Last week's post on SOA and business process management (BPM) ("Is there bad blood between SOA and BPM?") stirred up some thoughtful discussion across the blogosphere, particularly among industry watchers who strongly disagree that such contention exists.
Written by Joe McKendrick, Contributing Writer

Last week's post on SOA and business process management (BPM) ("Is there bad blood between SOA and BPM?") stirred up some thoughtful discussion across the blogosphere, particularly among industry watchers who strongly disagree that contention exists between the two camps.

I quoted the words of CIO Magazine's Chris Koch, who said there has been a long-simmering "war" between the business (BPM) and IT (SOA) camps.

Bruce Silver recently weighed in on the matter, noting that there is, in reality, little tension between the two disciplines, which, while converging, have distinctly different roles to play:

"Agility is important, and SOA is all about agility, but agility is really IT’s concern and not the central focus of business executives, nor is dealing with change the key objective of BPM.  Better aligning processes with business goals; making processes faster, more efficient, and more reliably compliant with policies and best practices; making business performance more visible even when the process crosses organizational or system boundaries, and more actionable in real time… these are just as important as agility to business."

Where they do converge, Silver points out that "BPM and SOA are natural allies, not enemies....   True, BPM people and SOA people are concerned about mostly different things, but they are hardly opposing armies facing off with guns blazing," he says.

Silver adds that the issues arise when enterprises attempt to roll out SOAs before attempting to orchestrate the services. "BPM’s top-down model-initiated approach can actually accelerate the SOA rollout by fostering business-IT alignment with concrete performance metrics, and encouraging an iterative approach to the production implementation."

Phil Gilbert followed up on Silver's post with additional insights about the converging roles of SOA and BPM.

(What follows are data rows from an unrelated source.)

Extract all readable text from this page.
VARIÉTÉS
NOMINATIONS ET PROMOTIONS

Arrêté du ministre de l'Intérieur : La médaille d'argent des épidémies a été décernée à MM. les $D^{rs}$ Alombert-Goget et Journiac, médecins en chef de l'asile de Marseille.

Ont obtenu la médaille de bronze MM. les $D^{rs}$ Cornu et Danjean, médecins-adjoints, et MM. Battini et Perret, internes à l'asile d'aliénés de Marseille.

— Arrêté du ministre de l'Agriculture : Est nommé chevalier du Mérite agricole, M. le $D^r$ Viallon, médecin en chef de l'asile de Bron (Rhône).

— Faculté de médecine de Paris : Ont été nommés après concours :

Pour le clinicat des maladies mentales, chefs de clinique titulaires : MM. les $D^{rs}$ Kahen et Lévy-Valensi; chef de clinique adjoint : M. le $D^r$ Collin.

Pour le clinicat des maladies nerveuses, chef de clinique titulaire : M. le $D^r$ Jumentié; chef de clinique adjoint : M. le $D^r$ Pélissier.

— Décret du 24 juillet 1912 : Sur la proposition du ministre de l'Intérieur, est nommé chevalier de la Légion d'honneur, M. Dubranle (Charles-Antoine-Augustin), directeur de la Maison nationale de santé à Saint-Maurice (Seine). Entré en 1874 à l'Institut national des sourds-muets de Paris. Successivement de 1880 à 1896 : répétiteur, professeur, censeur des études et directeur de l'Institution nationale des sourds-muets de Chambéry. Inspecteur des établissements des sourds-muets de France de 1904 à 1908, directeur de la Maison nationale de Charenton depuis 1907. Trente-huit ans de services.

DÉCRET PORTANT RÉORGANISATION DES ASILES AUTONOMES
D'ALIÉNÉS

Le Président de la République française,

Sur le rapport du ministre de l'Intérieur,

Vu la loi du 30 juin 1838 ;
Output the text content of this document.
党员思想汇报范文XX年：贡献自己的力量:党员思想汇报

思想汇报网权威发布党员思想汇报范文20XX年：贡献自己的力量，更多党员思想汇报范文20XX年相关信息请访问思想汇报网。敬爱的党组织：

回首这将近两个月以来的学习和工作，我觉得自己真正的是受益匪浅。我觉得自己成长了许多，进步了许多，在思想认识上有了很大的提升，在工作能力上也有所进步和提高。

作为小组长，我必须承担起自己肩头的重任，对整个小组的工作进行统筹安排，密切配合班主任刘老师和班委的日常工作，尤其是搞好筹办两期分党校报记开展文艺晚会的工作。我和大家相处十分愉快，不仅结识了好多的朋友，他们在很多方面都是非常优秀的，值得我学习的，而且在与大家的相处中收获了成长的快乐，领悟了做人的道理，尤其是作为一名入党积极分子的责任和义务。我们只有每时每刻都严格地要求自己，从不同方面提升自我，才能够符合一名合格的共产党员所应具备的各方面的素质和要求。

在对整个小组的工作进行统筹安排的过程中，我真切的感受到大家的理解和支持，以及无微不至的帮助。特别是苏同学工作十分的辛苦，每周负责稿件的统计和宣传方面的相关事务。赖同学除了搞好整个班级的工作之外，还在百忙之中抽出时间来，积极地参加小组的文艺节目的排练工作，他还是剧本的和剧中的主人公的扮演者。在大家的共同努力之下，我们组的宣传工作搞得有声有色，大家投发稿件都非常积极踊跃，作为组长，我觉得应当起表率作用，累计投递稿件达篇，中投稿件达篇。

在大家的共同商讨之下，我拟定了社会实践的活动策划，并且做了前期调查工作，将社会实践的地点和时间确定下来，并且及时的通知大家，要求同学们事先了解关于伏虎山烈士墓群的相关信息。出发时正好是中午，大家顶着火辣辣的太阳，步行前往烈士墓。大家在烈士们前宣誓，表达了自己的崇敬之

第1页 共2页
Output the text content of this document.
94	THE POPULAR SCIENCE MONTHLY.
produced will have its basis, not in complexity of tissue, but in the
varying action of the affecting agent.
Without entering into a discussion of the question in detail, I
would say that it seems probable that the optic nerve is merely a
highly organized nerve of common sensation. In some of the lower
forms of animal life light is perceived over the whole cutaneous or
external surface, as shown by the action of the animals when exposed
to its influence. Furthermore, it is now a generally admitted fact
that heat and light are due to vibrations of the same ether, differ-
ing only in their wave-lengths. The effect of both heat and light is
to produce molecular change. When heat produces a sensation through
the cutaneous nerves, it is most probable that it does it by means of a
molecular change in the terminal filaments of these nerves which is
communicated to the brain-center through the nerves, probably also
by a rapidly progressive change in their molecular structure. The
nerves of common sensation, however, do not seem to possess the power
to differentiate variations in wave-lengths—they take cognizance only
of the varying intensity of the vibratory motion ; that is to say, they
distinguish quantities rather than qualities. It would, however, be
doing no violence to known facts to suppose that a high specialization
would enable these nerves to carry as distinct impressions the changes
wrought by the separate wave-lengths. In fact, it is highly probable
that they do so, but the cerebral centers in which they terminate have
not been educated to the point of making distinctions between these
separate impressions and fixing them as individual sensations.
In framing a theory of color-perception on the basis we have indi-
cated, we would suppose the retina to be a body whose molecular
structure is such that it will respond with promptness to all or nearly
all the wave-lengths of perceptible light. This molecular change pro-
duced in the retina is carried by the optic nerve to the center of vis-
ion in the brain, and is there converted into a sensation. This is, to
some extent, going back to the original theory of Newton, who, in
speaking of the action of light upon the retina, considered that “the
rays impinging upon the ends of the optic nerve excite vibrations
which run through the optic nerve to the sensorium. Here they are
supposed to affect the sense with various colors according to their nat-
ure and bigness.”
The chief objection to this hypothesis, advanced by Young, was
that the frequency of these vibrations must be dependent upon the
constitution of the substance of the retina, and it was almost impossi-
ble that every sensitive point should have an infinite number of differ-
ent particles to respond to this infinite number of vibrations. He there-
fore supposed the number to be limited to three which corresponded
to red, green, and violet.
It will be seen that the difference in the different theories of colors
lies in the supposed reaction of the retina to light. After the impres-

"BPM is not SOA, but that doesn't mean they oppose one another. They are distinct yet complementary platforms that, used properly, can help everyone in IT and 'the business.' SOA defines the way IT assets can be easily consumed by the business, and BPM defines their consumption."

Gilbert adds that for IT, "the benefits for the adoption (and promotion) of BPM are huge." He cites three advantages IT will see once a BPM effort is underway:

  • Model-based definition: BPM promotes model-based definitions, which will ensure "absolute fidelity between what the business asks for and what they get." This model should be defined by the business, he adds, "as opposed to a BPEL-based articulation, which is a part of the SOA infrastructure."
  • Prioritization of services. BPM helps avoid wasting time and money on systems the business doesn't need. Gilbert observes that vendors have often "led customers down the path of 'service enabling' a ton of legacy systems, only to find out after building, say, 1,000 re-useable services that only a few were needed by the business, that some that weren't built really were needed.
  • Collaborative tools. A common set of tools and language used by both the business and IT sides will increase the "velocity of communication" across the enterprise -- always a good thing.
An important point that needs to made is that SOA is not exclusively an IT initiative. To succeed, ownership of SOA needs be shared by a cross-section of the enterprise. To date, it has not -- it has been mainly an IT initiative. SOA will fail miserably as an IT initiative. IT has a role to play in creating, maintaining, and testing service components, but SOA belongs to -- and should be driven by -- the entire business. Both SOA and BPM need to be viewed and governed as business-led initiatives, or else they will fall into the opposing silos that CIO's Chris Koch talks about.